Le premier frein ? Le coût d'un véhicule électrique et un écart qui reste conséquent malgré les aides. « Le véhicule électrique le moins cher du marché coûte 22.000 euros et une prime à la conversion s'élève au maximum à 5.000 euros », avance Etienne Chaufour, directeur en charge notamment des mobilités et des solidarités chez France Urbaine qui souligne également la problématique des délais de livraison des nouveaux véhicules.
« Les acteurs économiques n'auront pas la capacité de changer de véhicule avant 2030 parce que le cycle économique n'existe pas et que les délais de livraison sont longs, de deux ans en moyenne ! »
Des adaptations
Dans ce contexte, France Urbaine vient de rendre au gouvernement une série de propositions d'adaptations issues d'un groupe de travail qui se réunit depuis janvier 2023. Le tout sur fond d'intense lobbying parlementaire pour assouplir ou décaler la mesure. Etienne Chaufour a présenté les principales pistes. « Il est prioritairement demandé que toutes les aides concernent le territoire métropolitain et les territoires voisins qui seront impactés aussi », insiste-t-il d'emblée avant de dérouler : « Le groupe de travail demande un accompagnement acceptable sous conditions de ressources. Les aides doivent être versées rapidement pour éviter aux ménages de devoir avancer des sommes conséquentes. »
Sur la question des aides, France urbaine demande plus précisément que l'Etat double les primes à la conversion.

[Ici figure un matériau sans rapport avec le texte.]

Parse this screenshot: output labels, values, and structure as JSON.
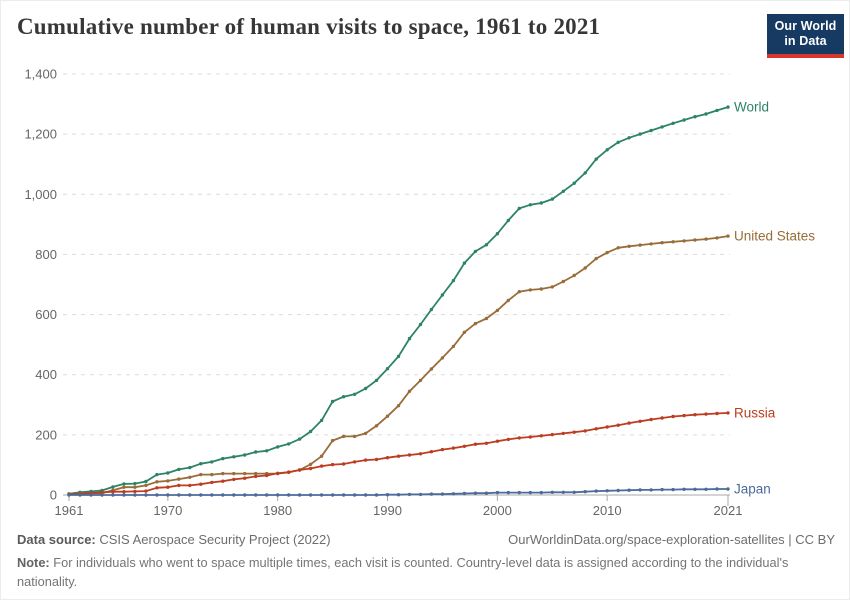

« Elles sont aujourd'hui insuffisantes ! Donc il n'y aura pas d'autre choix que d'abonder mais cela pose question », réagit Claudine Bichet. « Est-ce que c'est le rôle d'une collectivité de financer l'achat de véhicules alors que nous sommes attendus sur les infrastructures en matière de mobilité ? »
Pierre Goguet insiste, pour sa part, sur la question de la mesure du préjudice à prendre en compte pour les professionnels. « Une indemnisation pourrait permettre de le résorber. »

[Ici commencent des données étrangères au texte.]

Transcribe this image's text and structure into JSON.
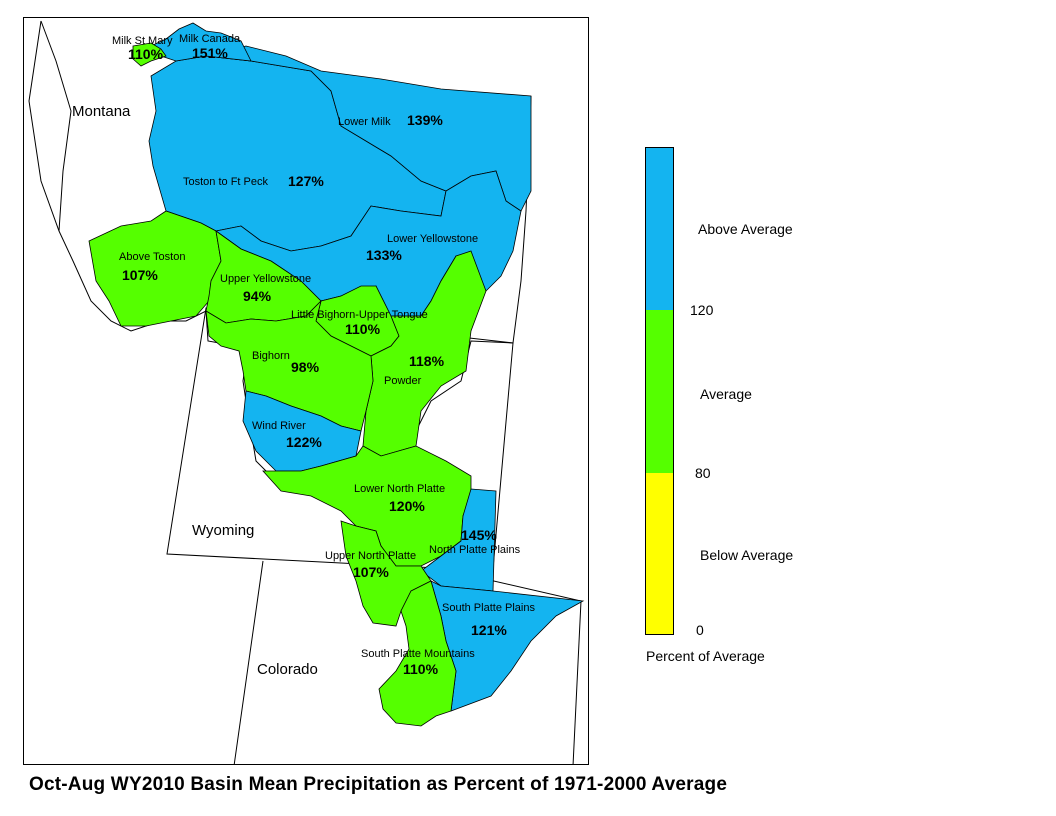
{
  "colors": {
    "above": "#14b4f0",
    "average": "#55ff00",
    "below": "#ffff00",
    "stroke": "#000000"
  },
  "states": {
    "montana": "Montana",
    "wyoming": "Wyoming",
    "colorado": "Colorado"
  },
  "basins": {
    "milk_st_mary": {
      "name": "Milk St Mary",
      "pct": "110%",
      "category": "average"
    },
    "milk_canada": {
      "name": "Milk Canada",
      "pct": "151%",
      "category": "above"
    },
    "lower_milk": {
      "name": "Lower Milk",
      "pct": "139%",
      "category": "above"
    },
    "toston_to_ft_peck": {
      "name": "Toston to Ft Peck",
      "pct": "127%",
      "category": "above"
    },
    "lower_yellowstone": {
      "name": "Lower Yellowstone",
      "pct": "133%",
      "category": "above"
    },
    "above_toston": {
      "name": "Above Toston",
      "pct": "107%",
      "category": "average"
    },
    "upper_yellowstone": {
      "name": "Upper Yellowstone",
      "pct": "94%",
      "category": "average"
    },
    "little_bighorn_upper_tongue": {
      "name": "Little Bighorn-Upper Tongue",
      "pct": "110%",
      "category": "average"
    },
    "bighorn": {
      "name": "Bighorn",
      "pct": "98%",
      "category": "average"
    },
    "powder": {
      "name": "Powder",
      "pct": "118%",
      "category": "average"
    },
    "wind_river": {
      "name": "Wind River",
      "pct": "122%",
      "category": "above"
    },
    "lower_north_platte": {
      "name": "Lower North Platte",
      "pct": "120%",
      "category": "average"
    },
    "north_platte_plains": {
      "name": "North Platte Plains",
      "pct": "145%",
      "category": "above"
    },
    "upper_north_platte": {
      "name": "Upper North Platte",
      "pct": "107%",
      "category": "average"
    },
    "south_platte_plains": {
      "name": "South Platte Plains",
      "pct": "121%",
      "category": "above"
    },
    "south_platte_mountains": {
      "name": "South Platte Mountains",
      "pct": "110%",
      "category": "average"
    }
  },
  "legend": {
    "above_label": "Above Average",
    "average_label": "Average",
    "below_label": "Below Average",
    "tick_120": "120",
    "tick_80": "80",
    "tick_0": "0",
    "caption": "Percent of Average"
  },
  "title": "Oct-Aug WY2010 Basin Mean Precipitation as Percent of 1971-2000 Average"
}
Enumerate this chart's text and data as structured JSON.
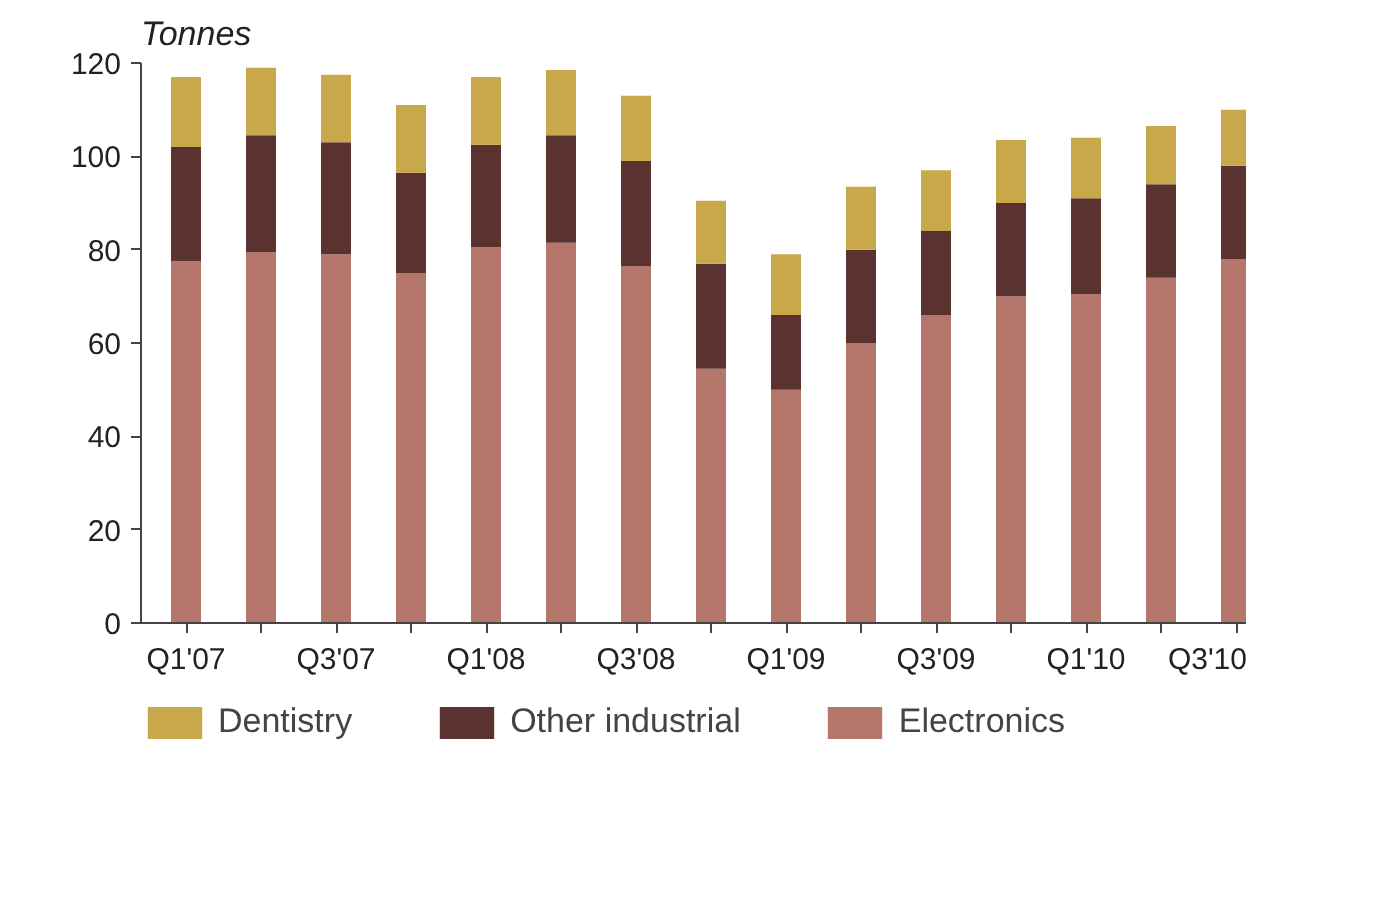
{
  "chart_data": {
    "type": "bar",
    "stacked": true,
    "ylabel": "Tonnes",
    "categories": [
      "Q1'07",
      null,
      "Q3'07",
      null,
      "Q1'08",
      null,
      "Q3'08",
      null,
      "Q1'09",
      null,
      "Q3'09",
      null,
      "Q1'10",
      null,
      "Q3'10"
    ],
    "series": [
      {
        "name": "Electronics",
        "color": "#b5776c",
        "values": [
          77.5,
          79.5,
          79,
          75,
          80.5,
          81.5,
          76.5,
          54.5,
          50,
          60,
          66,
          70,
          70.5,
          74,
          78
        ]
      },
      {
        "name": "Other industrial",
        "color": "#5a3330",
        "values": [
          24.5,
          25,
          24,
          21.5,
          22,
          23,
          22.5,
          22.5,
          16,
          20,
          18,
          20,
          20.5,
          20,
          20
        ]
      },
      {
        "name": "Dentistry",
        "color": "#c9a84c",
        "values": [
          15,
          14.5,
          14.5,
          14.5,
          14.5,
          14,
          14,
          13.5,
          13,
          13.5,
          13,
          13.5,
          13,
          12.5,
          12
        ]
      }
    ],
    "ylim": [
      0,
      120
    ],
    "yticks": [
      0,
      20,
      40,
      60,
      80,
      100,
      120
    ],
    "grid": false,
    "legend": "bottom"
  }
}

Le groupe de travail mené par France Urbaine insiste également sur la nécessité de développer les mobilités dans les territoires. Et de citer, au-delà du RER Métropolitain, des bus urbains qui circuleraient dans un périmètre de 30 à 40 kilomètres, ce qui implique des réflexions à mener avec les territoires voisins pour aller plus vite et plus fort. « Quant aux acteurs économiques qui n'auront pas la capacité de changer de véhicule avant 2030 nous demandons à ce que les véhicules lourds puissent continuer à rentrer sur le territoire jusqu'en 2030 », explique Etienne Dufour.
Des alternatives et des réserves
Si la voiture électrique est aujourd'hui dans toutes les bouches, d'autres alternatives sont malgré tout possibles. « Nous pouvons monter en puissance sur le bio-carburant sachant qu'aujourd'hui, un nouveau bus sur deux roule au bio GNV. C'est une solution pour les transports lourds mais aussi les utilitaires », assure Magali Poinsu, directrice de la RSE, de la communication et des relations extérieures chez Regaz Bordeaux. Il s'agit d'utiliser du gaz vert, possiblement produit sur place, pour alimenter les véhicules. Une solution compatible avec les exigences des ZFE.

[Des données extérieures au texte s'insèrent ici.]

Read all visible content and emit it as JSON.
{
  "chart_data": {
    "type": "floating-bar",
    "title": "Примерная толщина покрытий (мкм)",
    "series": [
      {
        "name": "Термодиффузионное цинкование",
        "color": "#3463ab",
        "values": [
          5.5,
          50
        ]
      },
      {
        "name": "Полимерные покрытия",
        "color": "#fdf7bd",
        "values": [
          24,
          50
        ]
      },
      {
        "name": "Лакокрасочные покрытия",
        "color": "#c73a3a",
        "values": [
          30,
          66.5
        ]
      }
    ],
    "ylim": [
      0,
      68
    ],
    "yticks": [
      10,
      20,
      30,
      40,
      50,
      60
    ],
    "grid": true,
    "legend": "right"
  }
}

Possible pour le bio GNV comme l'électrique, le retrofit arrive également en bonne position. « Cela fonctionne, une filière se créée. Mais il va falloir lever des freins réglementaires. Seulement six véhicules sont à ce jour homologués », regrette Claudine Bichet, de Bordeaux Métropole qui insiste sur une incongruité également relayée par Etienne Dufour de France Urbaine. Tous les deux demandent une révision des vignettes Crit'air qui intègrent la qualité de l'air mais pas l'empreinte carbone des véhicules alors que le poids des véhicules augmente considérablement avec le succès des SUV.
Les échanges sur la ZFE auraient pu se poursuivre longtemps tellement le sujet soulève des questionnements variés. « Il faudra notamment se pencher sur la question du contrôle », a simplement conclu Etienne Chaufour.